Tahap Kedua. The Faith of Desperation.


“Sekalipun Allah akan mencabut nyawaku, aku akan tetap mempercayakan diriku kepada-Nya; aku hendak menghadap Allah untuk mengadukan perkaraku kepada-Nya.” (Ayub 13:15, versi Firman Allah Yang Hidup).


The Faith of Desperation adalah Iman Walaupun, dan berada di dalam keadaan desperate / putus asa. Iman di tahapan ini mengajak kita untuk terus mempercayai-Nya, walau kita menghadapi situasi yang sangat berat. Kekristenan memang tidak melarang dan menyangkali realitas. Dan saat semua hal yang sudah kita rencanakan dengan matang diizinkan untuk hancur berantakan, kita masih memiliki kesempatan untuk dapat mengenal lebih dalam realitas tentang siapa pribadi Allah yang sesungguhnya. Dia membawa kita ke titik ini untuk mengajar bagaimana kita terus mempercayai Dia pada saat berada di tengah badai kehidupan. Dan kita tidak boleh melupakan bahwa kita tidak didesain untuk tinggal terlalu lama di tahapan iman ini.


Jangan pernah lelah untuk terus berdoa dan tetap bekerja keras, meminta agar Tuhan mengubah keadaan kita menjadi jauh lebih baik. Hal ini jauh lebih baik dari sekadar sikap pasrah yang hanya berkata bahwa Tuhan memiliki rencana yang jauh lebih baik.


Kekristenan tidak berbicara tentang tindakan yang heroik. Bukan hanya sekadar sikap positif dan tangguh saja. Bukan hanya kita merasa kuatir, terus kita diajak untuk percaya saja.. yang di mana melalui semuanya itu membuktikan bahwa tidak ada satu pun di dalam dunia jasmani ini yang dapat diandalkan. Baik hal itu berupa uang / kekayaan, pangkat, jabatan, pengaruh, pekerjaan.. tidak ada yang dapat diandalkan, karena semuanya dapat tergoncangkan. Tetapi ada satu realitas yang jauh lebih kuat sehingga kita tidak perlu menjadi kuatir,


“Tetapi carilah dahulu Kerajaan Allah dan kebenarannya, maka semuanya itu akan ditambahkan kepadamu. Sebab itu janganlah kamu kuatir akan hari besok, karena hari besok mempunyai kesusahannya sendiri. Kesusahan sehari cukuplah untuk sehari.” (Matius 6:33-34).

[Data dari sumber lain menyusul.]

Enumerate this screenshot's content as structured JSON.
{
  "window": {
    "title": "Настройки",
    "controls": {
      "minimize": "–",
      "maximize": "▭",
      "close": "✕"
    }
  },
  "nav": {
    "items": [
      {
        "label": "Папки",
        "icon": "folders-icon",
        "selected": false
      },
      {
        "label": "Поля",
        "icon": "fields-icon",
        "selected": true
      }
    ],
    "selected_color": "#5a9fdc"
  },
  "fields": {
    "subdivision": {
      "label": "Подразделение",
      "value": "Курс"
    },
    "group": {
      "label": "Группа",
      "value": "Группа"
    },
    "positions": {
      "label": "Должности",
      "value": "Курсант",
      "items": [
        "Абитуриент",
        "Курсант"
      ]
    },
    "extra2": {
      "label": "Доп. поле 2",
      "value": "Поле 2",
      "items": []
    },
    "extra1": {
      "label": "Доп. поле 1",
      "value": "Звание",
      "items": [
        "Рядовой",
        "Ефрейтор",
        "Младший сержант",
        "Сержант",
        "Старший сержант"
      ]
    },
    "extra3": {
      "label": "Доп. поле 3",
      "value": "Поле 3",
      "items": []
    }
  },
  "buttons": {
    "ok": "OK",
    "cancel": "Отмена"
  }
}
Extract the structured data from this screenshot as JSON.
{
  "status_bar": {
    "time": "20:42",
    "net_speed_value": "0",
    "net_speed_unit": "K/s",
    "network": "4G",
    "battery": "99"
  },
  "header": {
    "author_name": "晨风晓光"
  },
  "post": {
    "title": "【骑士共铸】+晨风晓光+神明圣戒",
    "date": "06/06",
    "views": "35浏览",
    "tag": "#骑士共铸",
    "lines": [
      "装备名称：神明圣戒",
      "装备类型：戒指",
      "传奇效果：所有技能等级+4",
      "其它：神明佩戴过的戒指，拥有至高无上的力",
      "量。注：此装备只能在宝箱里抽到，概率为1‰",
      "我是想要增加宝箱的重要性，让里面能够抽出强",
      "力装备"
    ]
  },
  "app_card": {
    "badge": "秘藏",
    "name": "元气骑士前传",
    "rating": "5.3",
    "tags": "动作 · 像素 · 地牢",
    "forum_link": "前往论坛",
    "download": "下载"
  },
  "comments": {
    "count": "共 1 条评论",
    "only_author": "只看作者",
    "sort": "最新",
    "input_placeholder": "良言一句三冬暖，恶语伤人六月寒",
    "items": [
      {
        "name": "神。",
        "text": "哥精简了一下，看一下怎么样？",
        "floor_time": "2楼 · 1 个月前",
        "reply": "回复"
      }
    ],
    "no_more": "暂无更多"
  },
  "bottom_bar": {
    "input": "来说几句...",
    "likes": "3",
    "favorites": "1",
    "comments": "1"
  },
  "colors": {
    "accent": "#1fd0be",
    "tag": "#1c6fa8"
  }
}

Iman tidak perlu perjuangan sampai begitu keras, kita hanya perlu tahu bagaimana cara bekerjanya. Jangan pernah berhenti untuk terus mencari Tuhan. Kita dapat belajar dari keteladanan hidup yang diberikan Paulus. Sekalipun Tuhan mengizinkan duri di dalam dagingnya tidak diambil, Paulus tetap mengucap syukur dan menikmati hidupnya,


“Dan supaya aku jangan meninggikan diri karena penyataan-penyataan yang luar biasa itu, maka aku diberi suatu duri di dalam dagingku, yaitu seorang utusan Iblis untuk menggocoh aku, supaya aku jangan meninggikan diri. Tentang hal itu aku sudah tiga kali berseru kepada Tuhan, supaya utusan Iblis itu mundur dari padaku. Tetapi jawab Tuhan kepadaku: “Cukuplah kasih karunia-Ku bagimu, sebab justru dalam kelemahanlah kuasa-Ku menjadi sempurna.” Sebab itu terlebih suka aku bermegah atas kelemahanku, supaya kuasa Kristus turun menaungi aku.” (2 Korintus 12:7-9).


Tahap Ketiga. The Faith of Sufficiency.


“Aku tahu, bahwa Engkau sanggup melakukan segala sesuatu, dan tidak ada rencana-Mu yang gagal. Hanya dari kata orang saja aku mendengar tentang Engkau, tetapi sekarang mataku sendiri memandang Engkau. Oleh sebab itu aku mencabut perkataanku dan dengan menyesal aku duduk dalam debu dan abu.” (Ayub 42: 2, 5-6).


The Faith of Sufficiency atau bisa juga disebut dengan Iman yang Berkecukupan. Di tahapan ini kita memiliki rasa aman dan puas karena dapat melihat Allah yang Mahabesar. Di titik ini, semua pergumulan kita menjadi tak berarti di hadapan kebesaran-Nya. Kita memiliki kepastian mutlak bahwa segala sesuatu nantinya akan mendatangkan kebaikan dalam hidup dan juga membawa kemuliaan bagi nama-Nya.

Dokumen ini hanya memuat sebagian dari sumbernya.